The fact is that these problems of looting, tax-collecting, murdering and slave-holding are so strange to our minds, that most neo-Heathens haven’t really considered the implications of the worldview that justifies such actions. The fact is that such a worldview is based upon the right of might. Those who have the power to control others, are right to do so. In the pagan mind the right thing is not the same as the right today. Right, today, is an abstract notion: being ‘good’, which consists mainly of having good intentions and acting upon them, and praying that the outcome will be good. Lying is considered evil; cheating is evil; harming somebody is evil; forcing somebody is evil. As you might have noticed these are all things that are very internal: the outcome of one’s actions is fairly irrelevant – though in some cases it is. The pagans did not care about intentions: it is what one does and doesn’t. Thus, the actual action matters, not the intent behind is. It has been proposed that this difference between the conception of ‘right’ and ‘wrong’ is mainly dependent upon the development of religion. Abstract notions of good and evil arrived when the divine was separated from nature. Thus, Judaism developed abstract notions of good and evil when god went far away from the earth, somewhere in heaven. In contrast, pagan society was permeated by the idea that the Gods were ‘close’; they intervened in everyday life and were separate from the world, at least not more separate than humanity. Thus, these abstract notions did not develop there. Therefore, the notion of living life good was not based upon conforming to some abstract standard, but to a practical standard of living or dying. In essence, this gave light to an egocentric approach to reality: one stood in the middle of the kin-ring, who stood in the middle of society, which stood in the middle of the country, which stood in the middle of the universe. Thus, acting on behalf of oneself is not unjust: it is very smart, if one wants to live. The same goes for kin, society and country. This means that those who don’t belong to these groups or are opposed to them, are not ‘human’, and can be used as one pleases – if one is able to do so. In defence of such a worldview: others looked at the world in the exact same way. If one did not take care of oneself and kin, no one would.

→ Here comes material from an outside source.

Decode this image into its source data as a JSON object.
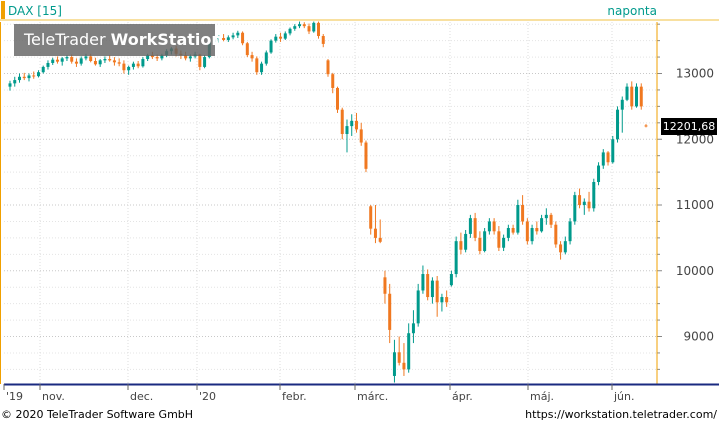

Applying such a worldview to our modern society induces: nepotism, corruption, lying, cheating, murder, repression, rape, violence and all sorts of crime. Conclusion Judging the above problems I feel that it is difficult to live life the Heathen way. This is because pagan society was so very different from our modern one. Ours is complex, institutionalized and extremely large. Theirs was small and simple. The ethics that functioned in theirs, cannot function in ours – as I’ve shown. So now it is up to the great minds that study heathenry to find out a way to apply that pagan way of thinking, that very special ethic to our modern standards and society.